Especialmente em regiões mais vulneráveis e destravar o financiamento climático para países em desenvolvimento. Também estarão no centro das negociações a proteção de florestas tropicais, oceanos e biodiversidade, além de uma governança climática mais inclusiva.
Como país-sede, o Brasil assume o protagonismo político e técnico da conferência. A Amazônia, especialmente por Belém estar no coração da floresta, ganha centralidade como símbolo e laboratório da ação climática global.
O governo brasileiro defende que o mundo avance menos em novas promessas e mais no cumprimento das metas já assumidas, acelerando a entrada em vigor de medidas concretas.
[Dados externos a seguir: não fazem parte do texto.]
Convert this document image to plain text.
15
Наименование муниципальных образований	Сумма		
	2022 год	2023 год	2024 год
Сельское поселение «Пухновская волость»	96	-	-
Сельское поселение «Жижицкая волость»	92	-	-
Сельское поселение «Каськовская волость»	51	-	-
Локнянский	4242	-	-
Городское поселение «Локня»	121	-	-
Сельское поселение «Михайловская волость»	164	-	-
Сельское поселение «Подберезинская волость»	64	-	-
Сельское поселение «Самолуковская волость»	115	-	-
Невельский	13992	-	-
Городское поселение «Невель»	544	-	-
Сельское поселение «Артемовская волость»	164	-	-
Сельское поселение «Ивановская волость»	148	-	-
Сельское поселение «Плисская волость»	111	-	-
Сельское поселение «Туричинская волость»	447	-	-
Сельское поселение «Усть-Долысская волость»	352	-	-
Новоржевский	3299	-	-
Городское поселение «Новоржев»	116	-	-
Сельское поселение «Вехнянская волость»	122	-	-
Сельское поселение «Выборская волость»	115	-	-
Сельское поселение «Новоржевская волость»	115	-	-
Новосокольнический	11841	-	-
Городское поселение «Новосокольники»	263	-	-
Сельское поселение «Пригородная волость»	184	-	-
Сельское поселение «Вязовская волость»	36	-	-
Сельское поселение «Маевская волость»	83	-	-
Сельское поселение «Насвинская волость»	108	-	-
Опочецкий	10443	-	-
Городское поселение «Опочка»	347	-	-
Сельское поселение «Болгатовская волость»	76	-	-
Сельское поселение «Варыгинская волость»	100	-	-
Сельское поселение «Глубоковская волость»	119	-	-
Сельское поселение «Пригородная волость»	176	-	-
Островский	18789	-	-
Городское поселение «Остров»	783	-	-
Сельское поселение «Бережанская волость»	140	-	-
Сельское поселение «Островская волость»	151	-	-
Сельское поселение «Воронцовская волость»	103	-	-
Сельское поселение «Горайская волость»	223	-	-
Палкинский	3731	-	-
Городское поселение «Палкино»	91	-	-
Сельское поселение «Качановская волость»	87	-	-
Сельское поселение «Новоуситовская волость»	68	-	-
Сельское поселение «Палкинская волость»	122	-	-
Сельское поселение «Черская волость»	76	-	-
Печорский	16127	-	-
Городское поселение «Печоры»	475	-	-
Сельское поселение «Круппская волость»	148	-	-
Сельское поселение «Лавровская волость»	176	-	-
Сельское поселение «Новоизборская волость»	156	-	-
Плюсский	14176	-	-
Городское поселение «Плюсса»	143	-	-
O país também quer destacar temas próprios, como clima e saúde, sistemas alimentares sustentáveis e combate ao desperdício de alimentos.
Esse papel de liderança, porém, convive com tensões. Projetos de exploração de petróleo na Amazônia e outras contradições da política energética brasileira têm sido apontados por analistas como potenciais fragilizadores da credibilidade do Brasil como referência climática.
A discussão da COP30 dialoga diretamente com o cenário de Belém, que deverá enfrentar um aumento extremo no número de dias de calor perigoso nas próximas décadas.
A cidade é exemplo das urgências que a conferência pretende enfrentar: adaptação urbana, financiamento para infraestrutura em regiões vulneráveis e políticas de proteção da floresta que atuem também sobre o microclima urbano.
Os resultados do encontro terão impacto direto sobre a capacidade de Belém, e de outras cidades tropicais, de responder ao avanço do calor extremo.